Tuesday, August 10, 2004

Eyes wide shut

Babble on.

The capacity to delude oneself knows no political boundaries. The Bush administration convinced itself Iraq would embrace peace, freedom, and democracy immediately after the fall of the Baathist regime. The anti-American left convinced itself Afghanistan would be the new Vietnam...no, actually they meant Iraq would be the new Vietnam, or maybe Baghdad would be the new Stalingrad...OK, lots of people will die, and it's all Bushitler's fault. Both sets of predictions have proven wildly inaccurate.

The latest idea that qualifies for the You're Kidding Yourself Hall of Fame is that Iran will give up its pursuit of WMD's if we ask them nicely enough. Predictably enough, Pravda Canada has published a column today that espouses exactly that position.

Addressing the political considerations behind states' nuclear programs — Iran's fear of a resurgent Iraq, for instance — could produce better results by leading, at least, to the containment of both official and unofficial nuclear powers within a broader diplomatic framework.

But here's the problem: Iran's theocrats don't care about infidel diplomacy. I refer you to the Kazemi incident for the most recent glaring example of that fact. Canadian diplomats talked themselves blue in the face, and it accomplished precisely nothing.

Furthermore, many in the Star's camp have opined that the Bush administration has inadvertently caused the recent proliferation rash by backing away from voluntary restrictions on the Big 5 nuclear powers. This position ignores the realities on the ground - namely that India, Pakistan, and North Korea all developed a nuclear arsenal during the Clinton 'let's play nice with the UNSC' years.

The uncomfortable fact is that some people, including the fundamentalist thugs who rule Iran, don't respond to anything except violence or the immediate and credible threat of violence. Those who suggest otherwise need to open their eyes.

Babble off.

Update: From The Guardian (via Belmont Club): "Hawks say the nuclear issue is too urgent to brook further delay. And therein lies the rub. Bringing Iran in from the cold is a time-consuming business. But the Bush administration, as usual, is in a hurry." Translated, Simon Tisdall is saying "Lalalalalalala...I know you're building an atom-bomb and you sponsor Islamist terror, but I can't heeeaaaar youuuuuuuuu!...lalalalalalalala...."


At 2:09 p.m., Blogger Greg said...

The Bushies would have more credibility on this issue if they weren't simultaneously gutting the Fissile Material Cut-off Treaty by insisting that there be no international verification system created, "for national security reasons" (read we don't want foreigners looking into our business). As usual for the Bushies, its do what we say, not what we do. Finally, you have to ask yourself, why is it ok by the Bushies, for Pakistan to have the bomb but not Iran?

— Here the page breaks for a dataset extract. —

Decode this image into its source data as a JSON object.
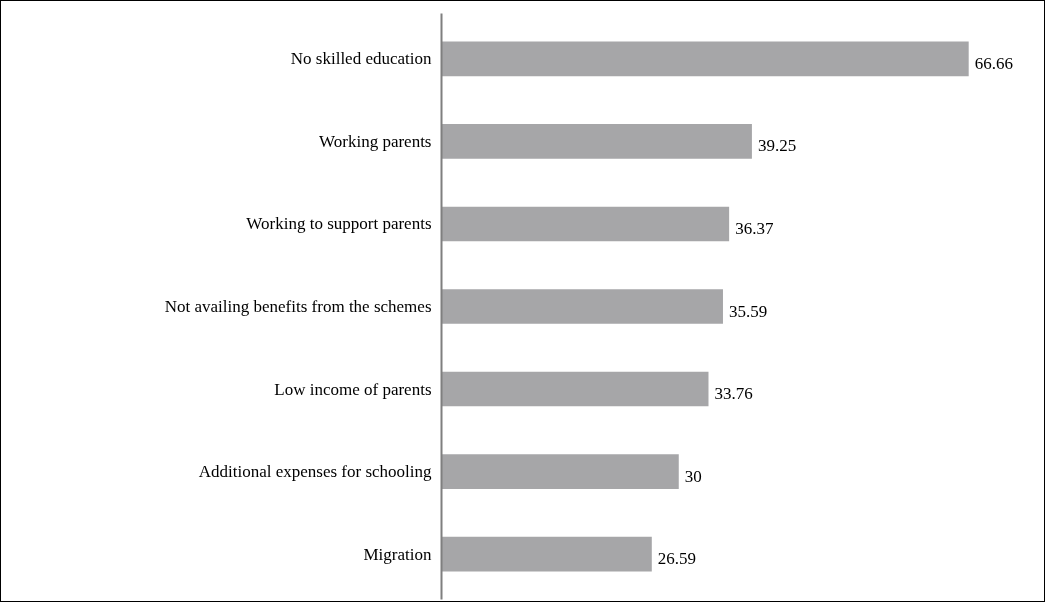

At 2:24 p.m., Blogger Babbling Brooks said...

Hey Greg, how has the Fissile Material Cut-Off Treaty worked for you so far? Let's see, India, Pakistan, North Korea all have nukes. Iraq was working on them, as was Libya, Iran...

Let's turn your question around. Why should the U.S. handcuff itself when the treaty obviously isn't working?

At 3:16 p.m., Blogger Greg said...

While I am thinking of an coherent answer to your question, answer mine. Why is it so terrible the Iran has the bomb (to the point where you are advocating war), while it is ok for Pakistan to have one? In my eyes both regimes are awful and both support terrorism. Why do we let Pakistan get away with pardoning a scientist who has sold nuclear technology to anyone (and I mean anyone) who has the money, while we demand Iran stop developing their weapon? It just does not make any sense to me.

At 3:54 p.m., Blogger Babbling Brooks said...

It's not OK that Pakistan has the bomb. The U.S. has said that all along (feel free to look up Madeline Albright's comments from 1998 if you need to). But here are a couple of key differences between Pakistan and Iran:
1. Pakistan is negotiating with it's main regional rival (India). Iran is not negotiating with anyone - Iraq, Israel, anyone.
2. Pakistan is cooperating in the War on Terror (caveat: since 9/11). Iran still actively supports terrorist groups such as Hezbollah. It's more likely that Iran would allow a terrorist group to get its hands on nuclear weaponry than that Pakistan would.

Any way you slice it, Iran is a much bigger threat.

At 4:21 p.m., Blogger Greg said...

I find your second point highly suspect, there are elements in the Pakistani security services who are actively helping Bin Laden. Both countries have fractured political structures with elements that are pro western and others strongly anti western. It seems the west and in particular the Bush administration are willing to cultivate the pro western elements in Pakistan but not in Iran. The question is why?

At 10:14 p.m., Blogger Babbling Brooks said...

I disagree that the west - including the U.S. - isn't trying to cultivate pro-western sentiment in Iran. But to your point, it's easier to work with Pakistan because the pro-western reformers there are in power. In Iran, the situation is reversed.